Memorial Day in Goshen began at 7:00 a.m. on May 30 with Memorial Honor Guard services at a sequence of cemeteries, beginning with St. John’s Cemetery on Main Street. They continued at the St. James Columbarium, on St. James Street, St. James Cemetery on South Street, Slate Hill Cemetery on Old Chester Road, Orange County Veterans Cemetery on Craigville Road, Minisink Monument and the Orange Blossoms Monument, both on Main Street.
Veterans of Foreign Wars Post 1708 and American Legion Post 377 had collaborated to honor soldiers who died fighting for democracy.
The day’s events continued with a Memorial Day Parade proceeding down Main Street, ending at the Everett War Memorial Monument in Village Park. Parade spectators then gathered at the monument for a somber ceremony of honor and gratitude.
As emcee, Jim Heslop, Commander of Goshen American Legion Post 377greeted everyone and invited Rev. Rhonda Myers, Interim Pastor at the First Presbyterian Church in Goshen, to deliver the invocation.
“We will remember that war is costly; the price paid in priceless lives cut short,” said Myers. “Share with me in remembering those who served this nation so faithfully.”

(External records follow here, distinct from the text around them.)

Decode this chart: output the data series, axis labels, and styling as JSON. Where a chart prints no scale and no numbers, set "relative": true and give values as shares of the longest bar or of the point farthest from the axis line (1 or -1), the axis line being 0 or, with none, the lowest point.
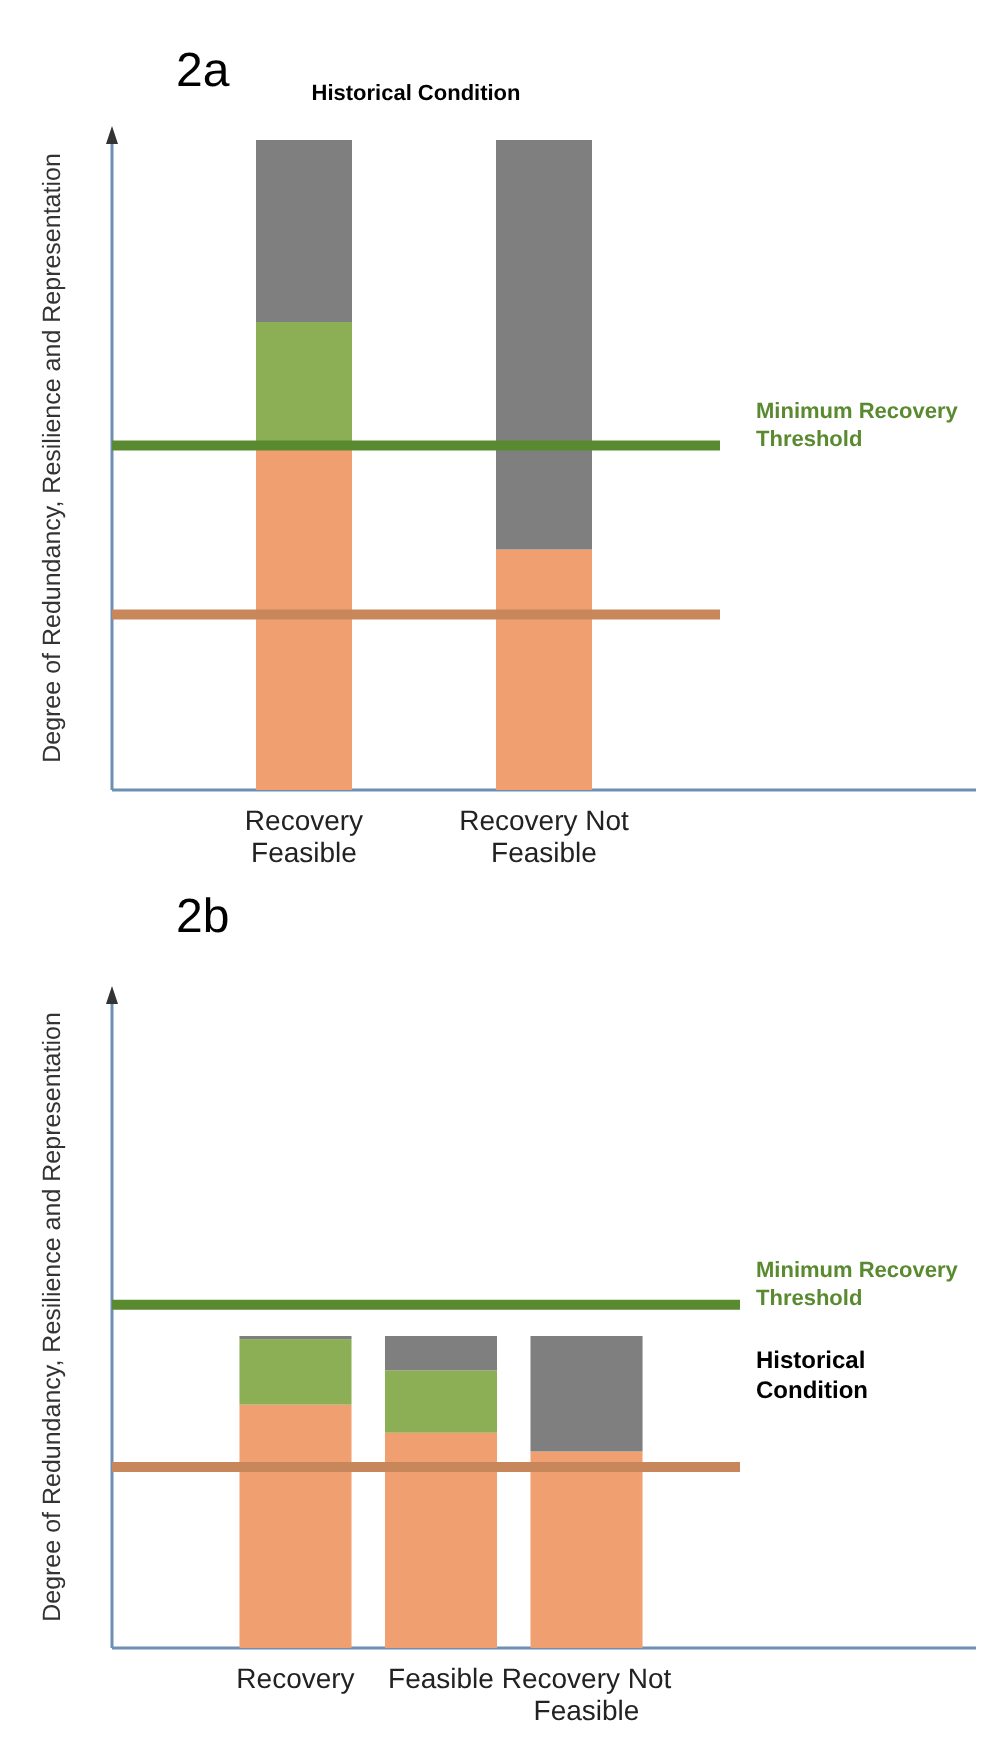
{
  "chart_data": [
    {
      "type": "bar",
      "title": "2a",
      "ylabel": "Degree of Redundancy, Resilience and Representation",
      "categories": [
        "Recovery Feasible",
        "Recovery Not Feasible"
      ],
      "stacked": true,
      "relative": true,
      "series": [
        {
          "color": "#f0a070",
          "values": [
            0.53,
            0.37
          ]
        },
        {
          "color": "#8caf55",
          "values": [
            0.19,
            null
          ]
        },
        {
          "color": "#7f7f7f",
          "values": [
            0.28,
            0.63
          ]
        }
      ],
      "ref_lines": [
        {
          "axis": "y",
          "value": 0.53,
          "label": "Minimum Recovery Threshold",
          "color": "#5a8a30"
        },
        {
          "axis": "y",
          "value": 0.27,
          "color": "#c8875a"
        }
      ],
      "annotations": [
        "Historical Condition"
      ]
    },
    {
      "type": "bar",
      "title": "2b",
      "ylabel": "Degree of Redundancy, Resilience and Representation",
      "categories": [
        "Recovery",
        "Feasible",
        "Recovery Not Feasible"
      ],
      "stacked": true,
      "relative": true,
      "series": [
        {
          "color": "#f0a070",
          "values": [
            0.78,
            0.69,
            0.63
          ]
        },
        {
          "color": "#8caf55",
          "values": [
            0.21,
            0.2,
            null
          ]
        },
        {
          "color": "#7f7f7f",
          "values": [
            0.01,
            0.11,
            0.37
          ]
        }
      ],
      "ref_lines": [
        {
          "axis": "y",
          "value": 1.1,
          "label": "Minimum Recovery Threshold",
          "color": "#5a8a30"
        },
        {
          "axis": "y",
          "value": 0.58,
          "color": "#c8875a"
        }
      ],
      "annotations": [
        "Historical Condition"
      ]
    }
  ]
}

Saying that they put themselves in harm’s way so we can live in peace, she advised, “Work for peace in our own lives and in our community.”

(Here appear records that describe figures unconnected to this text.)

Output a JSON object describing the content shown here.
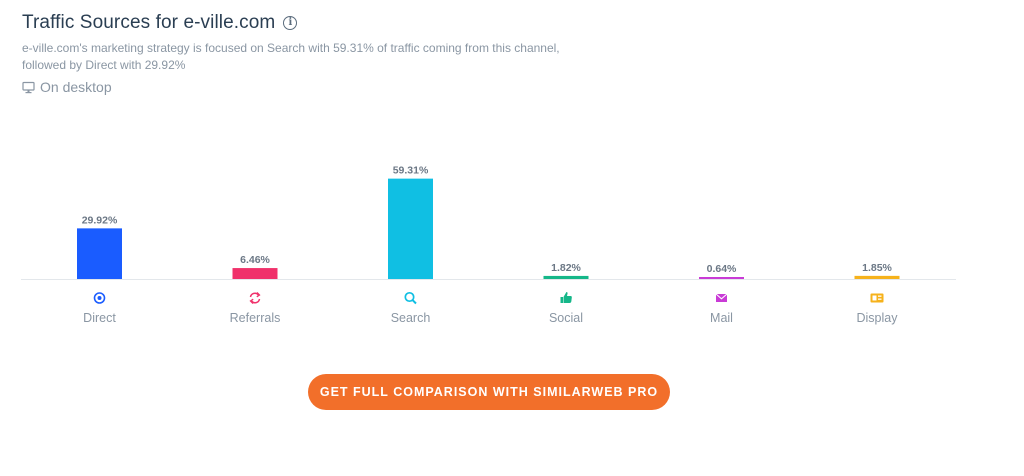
{
  "header": {
    "title": "Traffic Sources for e-ville.com",
    "subtitle_line1": "e-ville.com's marketing strategy is focused on Search with 59.31% of traffic coming from this channel,",
    "subtitle_line2": "followed by Direct with 29.92%",
    "device_label": "On desktop"
  },
  "cta": {
    "label": "GET FULL COMPARISON WITH SIMILARWEB PRO",
    "color": "#f26f2a"
  },
  "chart_data": {
    "type": "bar",
    "title": "Traffic Sources for e-ville.com",
    "xlabel": "",
    "ylabel": "",
    "ylim": [
      0,
      65
    ],
    "grid": false,
    "categories": [
      "Direct",
      "Referrals",
      "Search",
      "Social",
      "Mail",
      "Display"
    ],
    "values": [
      29.92,
      6.46,
      59.31,
      1.82,
      0.64,
      1.85
    ],
    "data_labels": [
      "29.92%",
      "6.46%",
      "59.31%",
      "1.82%",
      "0.64%",
      "1.85%"
    ],
    "colors": [
      "#1a5cff",
      "#f0316b",
      "#10bfe3",
      "#15b789",
      "#c93bd6",
      "#f6b21b"
    ],
    "icons": [
      "direct-icon",
      "referrals-icon",
      "search-icon",
      "social-icon",
      "mail-icon",
      "display-icon"
    ]
  }
}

Goshen High School Junior and National Honor Society member Jolina Dong led the audience in the Pledge of Alliance, speaking with feeling in a clear, strong voice. The Goshen Varsity Choir, led by Christine Scully, followed with a compelling rendering of the National Anthem.
Said Heslop, “We are here today to honor and remember those that have sacrificed their lives so that we can live in freedom Let us never forget they fought and died for us and for our country.”
Asking children 13 years old and under to stand, he said, “It’s significant that we recognize the children present today.”
He noted that they would likely continue attending such events , having begun early.
Guest speaker Staff Sergeant William Hanford, with the NY Army National Guard in Middletown, began his talk, “We’re here today to honor our heroes, remember their achievements and their dedication and to say ‘thank you.’”
He noted that these patriots are from all walks of life, but they share fundamental qualities—courage, pride, determination, selflessness, and dedication to duty and integrity.
“They are ordinary people who responded in extraordinary ways. They rose to the nation’s call. We honor their bravery, but nothing can replace the hole left from a fallen service member,” said Staff Sergeant Hanford.
This year’s Grand Marshal, Wendy Bynum-Wade, a lifelong Goshen resident and editor of the Goshen Independent, calling Goshen “a pretty darn nice place,” said, “I love Goshen and everything about it. If there’s something we don’t like, we can change it.”
Although not a veteran herself, she added, “I’m a very proud daughter, mother, niece, and sister to veterans who have all served. I honor all those who gave their lives so we can do what we want.”
Bynum-Wade is the second member of her family to be honored as Grand Marshal of the Memorial Day parade. Her late father, Charles W. Bynum, a gunner and bombardier in the U.S. Marine Corps and a veteran of WW II and the Korean War, was grand marshal in 2009.
Boy Scouts Michael Lombardi and Zachary Miller, from Troop 62, read the names of Goshen citizens who were killed in action in World War I, World War II, the Korean War, Vietnam, the Persian Gulf, and Iraq.
Commander Ray Quattrini, Veterans of Foreign Wars, Post 1708, spoke vehemently. “Our fragile democracy is only secured by those willing to fight and die for it,” he said, adding, that “the world has witnessed the aggression of a Soviet regime fueled by lust engaging in a merciless assault on a peaceful and democratic nation. We are sincere in our quest for peace.”
Bringing the ceremony to a conclusion, Colin Ahern sang “God Bless America, followed by a gun salute by the combined Goshen AL/VFW Color Guard using 1903 Springfield rifles—carried by American soldiers in WW I. Taps was then played by buglers Michael Lombardi and Ahmed Arif.